Und für welche Renten gilt diese Freibetrags-Regelung?

Rolf Winkel: Für Betriebs-, Riester- und Basisrenten (auch Rürup-Renten genannt) sowie sonstige private Renten.

Und was ist mit der gesetzlichen Rente?

Rolf Winkel: Da gilt der Freibetrag nur für den Teil der Rente, der aus freiwilligen Beitragszahlungen resultiert. Dazu gehören auch Ausgleichsbeträge für Rentenabschläge bei vorzeitigem Renteneintritt.
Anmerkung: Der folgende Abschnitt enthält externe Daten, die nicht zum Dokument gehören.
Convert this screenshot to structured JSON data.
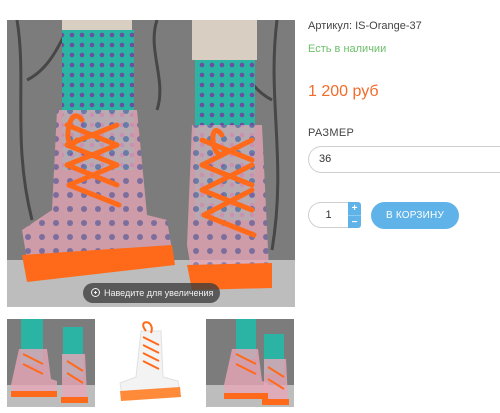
{
  "gallery": {
    "zoom_hint": "Наведите для увеличения",
    "thumbnails": [
      {
        "icon": "boots-on-feet-photo"
      },
      {
        "icon": "boot-product-photo"
      },
      {
        "icon": "boots-on-feet-photo"
      }
    ]
  },
  "product": {
    "sku": "Артикул: IS-Orange-37",
    "stock": "Есть в наличии",
    "price": "1 200 руб"
  },
  "options": {
    "size_label": "РАЗМЕР",
    "size_value": "36"
  },
  "purchase": {
    "quantity": "1",
    "plus": "+",
    "minus": "−",
    "cart_label": "В КОРЗИНУ"
  },
  "colors": {
    "accent": "#5fb3e8",
    "price": "#f26b2a",
    "stock": "#6cc06a",
    "sole": "#ff6a1a",
    "sock": "#2bb3a3"
  }
}
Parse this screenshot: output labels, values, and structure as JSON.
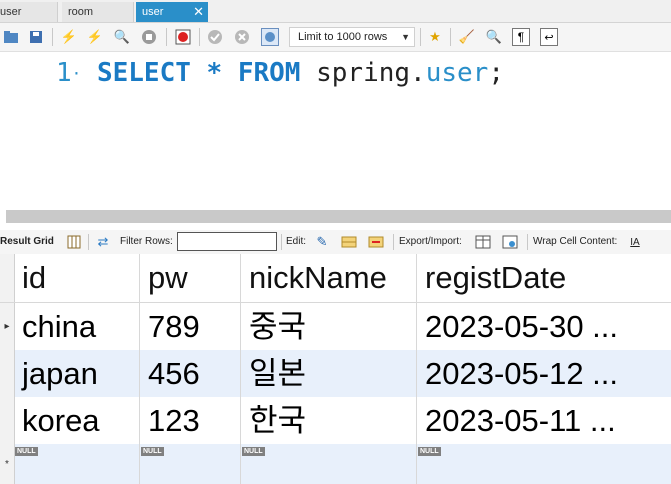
{
  "tabs": [
    {
      "label": "user",
      "active": false
    },
    {
      "label": "room",
      "active": false
    },
    {
      "label": "user",
      "active": true
    }
  ],
  "toolbar": {
    "limit_select": "Limit to 1000 rows"
  },
  "editor": {
    "line_number": "1",
    "bullet": "·",
    "kw_select": "SELECT",
    "star": "*",
    "kw_from": "FROM",
    "schema": "spring",
    "dot": ".",
    "table": "user",
    "semicolon": ";"
  },
  "result_toolbar": {
    "result_grid": "Result Grid",
    "filter_rows": "Filter Rows:",
    "filter_value": "",
    "edit": "Edit:",
    "export_import": "Export/Import:",
    "wrap_cell": "Wrap Cell Content:"
  },
  "grid": {
    "columns": [
      "id",
      "pw",
      "nickName",
      "registDate"
    ],
    "rows": [
      {
        "id": "china",
        "pw": "789",
        "nickName": "중국",
        "registDate": "2023-05-30 ..."
      },
      {
        "id": "japan",
        "pw": "456",
        "nickName": "일본",
        "registDate": "2023-05-12 ..."
      },
      {
        "id": "korea",
        "pw": "123",
        "nickName": "한국",
        "registDate": "2023-05-11 ..."
      }
    ],
    "null_label": "NULL",
    "new_row_marker": "*",
    "current_row_marker": "▸"
  },
  "colors": {
    "active_tab": "#2a8fc9",
    "keyword": "#1a7ac4",
    "alt_row": "#e8f0fb"
  }
}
Ab wann kann man solche Ausgleichsbeträge zahlen?

Rolf Winkel: Ab 50, aber natürlich auch noch wenige Jahre vor der Rente. Das kann sich richtig lohnen zum Beispiel dann, wenn man etwa durch eine Erbschaft zu etwas Geld kommt.

Ein Ausgleichsbetrag von rund 14.000 Euro würde beispielsweise derzeit ein Rentenplus von monatlich gut 60 Euro bringen. Einen solchen Ertrag kann man mit keiner Privatrente erzielen.
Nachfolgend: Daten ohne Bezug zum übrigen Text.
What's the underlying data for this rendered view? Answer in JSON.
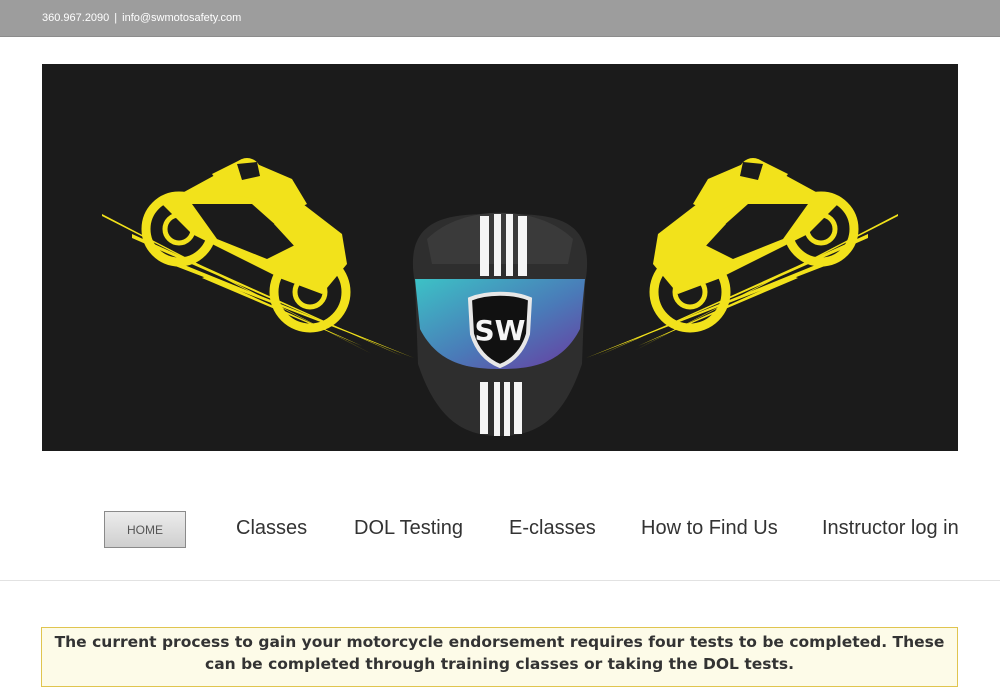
{
  "topbar": {
    "phone": "360.967.2090",
    "separator": "|",
    "email": "info@swmotosafety.com"
  },
  "banner": {
    "logo_text": "SW",
    "colors": {
      "background": "#1b1b1b",
      "rider_yellow": "#f2e21b",
      "visor_teal": "#3cc2c6",
      "visor_purple": "#6a3aa0"
    }
  },
  "nav": {
    "home": "HOME",
    "items": [
      "Classes",
      "DOL Testing",
      "E-classes",
      "How to Find Us",
      "Instructor log in"
    ]
  },
  "notice": {
    "text": "The current process to gain your motorcycle endorsement requires four tests to be completed. These can be completed through training classes or  taking the DOL tests."
  }
}
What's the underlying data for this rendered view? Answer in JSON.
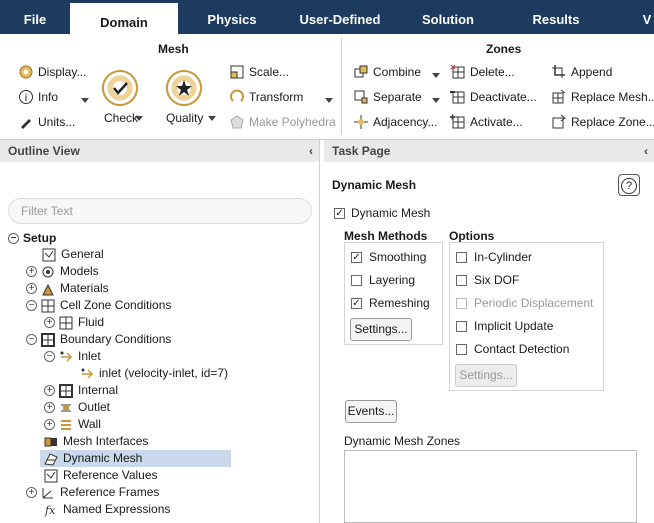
{
  "tabs": [
    "File",
    "Domain",
    "Physics",
    "User-Defined",
    "Solution",
    "Results",
    "V"
  ],
  "ribbon": {
    "mesh": {
      "title": "Mesh",
      "display": "Display...",
      "info": "Info",
      "units": "Units...",
      "check": "Check",
      "quality": "Quality",
      "scale": "Scale...",
      "transform": "Transform",
      "polyhedra": "Make Polyhedra"
    },
    "zones": {
      "title": "Zones",
      "combine": "Combine",
      "separate": "Separate",
      "adjacency": "Adjacency...",
      "delete": "Delete...",
      "deactivate": "Deactivate...",
      "activate": "Activate...",
      "append": "Append",
      "replace_mesh": "Replace Mesh...",
      "replace_zone": "Replace Zone..."
    }
  },
  "outline": {
    "title": "Outline View",
    "filter_placeholder": "Filter Text",
    "items": [
      "Setup",
      "General",
      "Models",
      "Materials",
      "Cell Zone Conditions",
      "Fluid",
      "Boundary Conditions",
      "Inlet",
      "inlet (velocity-inlet, id=7)",
      "Internal",
      "Outlet",
      "Wall",
      "Mesh Interfaces",
      "Dynamic Mesh",
      "Reference Values",
      "Reference Frames",
      "Named Expressions"
    ]
  },
  "task": {
    "title": "Task Page",
    "heading": "Dynamic Mesh",
    "help": "?",
    "dynamic_mesh": "Dynamic Mesh",
    "methods_title": "Mesh Methods",
    "methods": [
      "Smoothing",
      "Layering",
      "Remeshing"
    ],
    "methods_checked": [
      true,
      false,
      true
    ],
    "settings": "Settings...",
    "options_title": "Options",
    "options": [
      "In-Cylinder",
      "Six DOF",
      "Periodic Displacement",
      "Implicit Update",
      "Contact Detection"
    ],
    "options_settings": "Settings...",
    "events": "Events...",
    "zones_title": "Dynamic Mesh Zones"
  }
}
Könnte man das Geld nicht besser als Sicherheitspuffer auf die hohe Kante legen?

Rolf Winkel: Wenn man damit rechnet, im Alter auf die staatliche Grundsicherung angewiesen zu sein, ist das kaum ratsam. Denn Geldvermögen muss später fast völlig aufgebraucht werden, ehe es Hilfe vom Sozialamt gibt. Es gibt für Alleinstehende nur einen Freibetrag in Höhe von 5.000 Euro. Wer das Geld verrentet, bekommt dagegen eine kleine Zusatzrente, die in den genannten Grenzen anrechnungsfrei ist.
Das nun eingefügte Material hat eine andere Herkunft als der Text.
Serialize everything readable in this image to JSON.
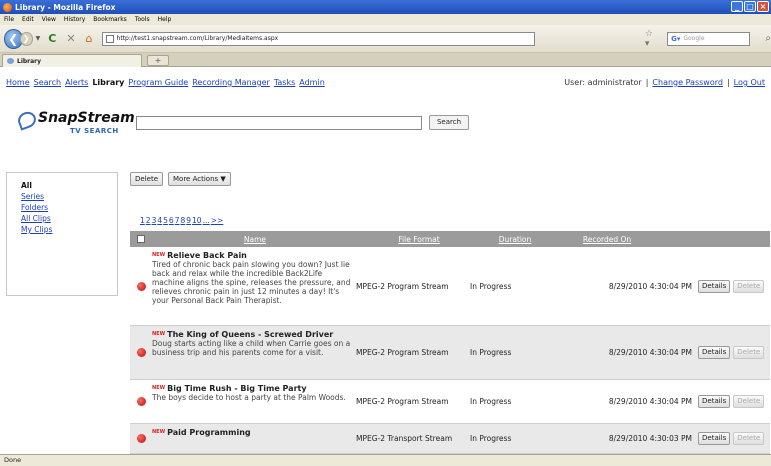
{
  "window": {
    "title": "Library - Mozilla Firefox"
  },
  "menu": [
    "File",
    "Edit",
    "View",
    "History",
    "Bookmarks",
    "Tools",
    "Help"
  ],
  "browser": {
    "url": "http://test1.snapstream.com/Library/MediaItems.aspx",
    "search_placeholder": "Google",
    "tab_title": "Library",
    "status": "Done"
  },
  "nav": {
    "links": [
      "Home",
      "Search",
      "Alerts"
    ],
    "active": "Library",
    "links2": [
      "Program Guide",
      "Recording Manager",
      "Tasks",
      "Admin"
    ]
  },
  "user": {
    "label": "User: administrator",
    "sep": "|",
    "change_password": "Change Password",
    "logout": "Log Out"
  },
  "logo": {
    "brand": "SnapStream",
    "sub": "TV SEARCH"
  },
  "search": {
    "button": "Search",
    "value": ""
  },
  "filters": {
    "all": "All",
    "items": [
      "Series",
      "Folders",
      "All Clips",
      "My Clips"
    ]
  },
  "toolbar": {
    "delete": "Delete",
    "more_actions": "More Actions ▼"
  },
  "pager": [
    "1",
    "2",
    "3",
    "4",
    "5",
    "6",
    "7",
    "8",
    "9",
    "10",
    "...",
    ">>"
  ],
  "table": {
    "headers": [
      "Name",
      "File Format",
      "Duration",
      "Recorded On"
    ],
    "new_tag": "NEW",
    "details_label": "Details",
    "delete_label": "Delete",
    "rows": [
      {
        "title": "Relieve Back Pain",
        "desc": "Tired of chronic back pain slowing you down? Just lie back and relax while the incredible Back2Life machine aligns the spine, releases the pressure, and relieves chronic pain in just 12 minutes a day! It's your Personal Back Pain Therapist.",
        "format": "MPEG-2 Program Stream",
        "duration": "In Progress",
        "recorded": "8/29/2010 4:30:04 PM"
      },
      {
        "title": "The King of Queens - Screwed Driver",
        "desc": "Doug starts acting like a child when Carrie goes on a business trip and his parents come for a visit.",
        "format": "MPEG-2 Program Stream",
        "duration": "In Progress",
        "recorded": "8/29/2010 4:30:04 PM"
      },
      {
        "title": "Big Time Rush - Big Time Party",
        "desc": "The boys decide to host a party at the Palm Woods.",
        "format": "MPEG-2 Program Stream",
        "duration": "In Progress",
        "recorded": "8/29/2010 4:30:04 PM"
      },
      {
        "title": "Paid Programming",
        "desc": "",
        "format": "MPEG-2 Transport Stream",
        "duration": "In Progress",
        "recorded": "8/29/2010 4:30:03 PM"
      }
    ]
  }
}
Was kann man jüngeren Geringverdienenden raten, die ja noch lange Zeit ansparen können?

Rolf Winkel: Da ist nach wie vor der Abschluss eines Riester-Vertrags die erste Wahl.

Hierzu ein Beispiel:
Die alleinerziehende Jutta S. aus Freiburg ist gelernte Altenpflegerin und derzeit „hauptberuflich“ Mutter. Daneben jobbt sie als Verkäuferin in einem kleinen Buchladen, wo sie 450 Euro monatlich verdient. Zusätzlich erhält sie aufstockendes Arbeitslosengeld II. Weil Jutta. S. bei ihrem Minijob die Rentenversicherungspflicht nicht abgewählt hat, ist sie „Riester-berechtigt“. Sie hat drei Kinder, die alle ab 2008 geboren wurden.

Schließt sie einen Riester-Vertrag ab, so bekommt sie allein für ihre drei Kinder eine staatliche Zulage in Höhe von 900 Euro jährlich. Hinzu kommt ihre Grundzulage von 175 Euro, insgesamt schießt der Staat also im Falle der Freiburgerin 1.075 Euro zur Altersvorsorge im Jahr zu. Sie selbst muss sich daran nur mit einem Sockelbetrag von 60 Euro beteiligen. Allein die staatlichen Zulagen sorgen hier schon für eine unschlagbare Rendite.

Wer hier nicht zugreift, macht etwas falsch …

Rolf Winkel: Genau. Zumal später die Riester-Rente von Jutta S. zum großen Teil nicht auf die Grundsicherung im Alter angerechnet wird, wenn Jutta S. – wie viele andere Alleinerziehende – später darauf angewiesen sein sollte.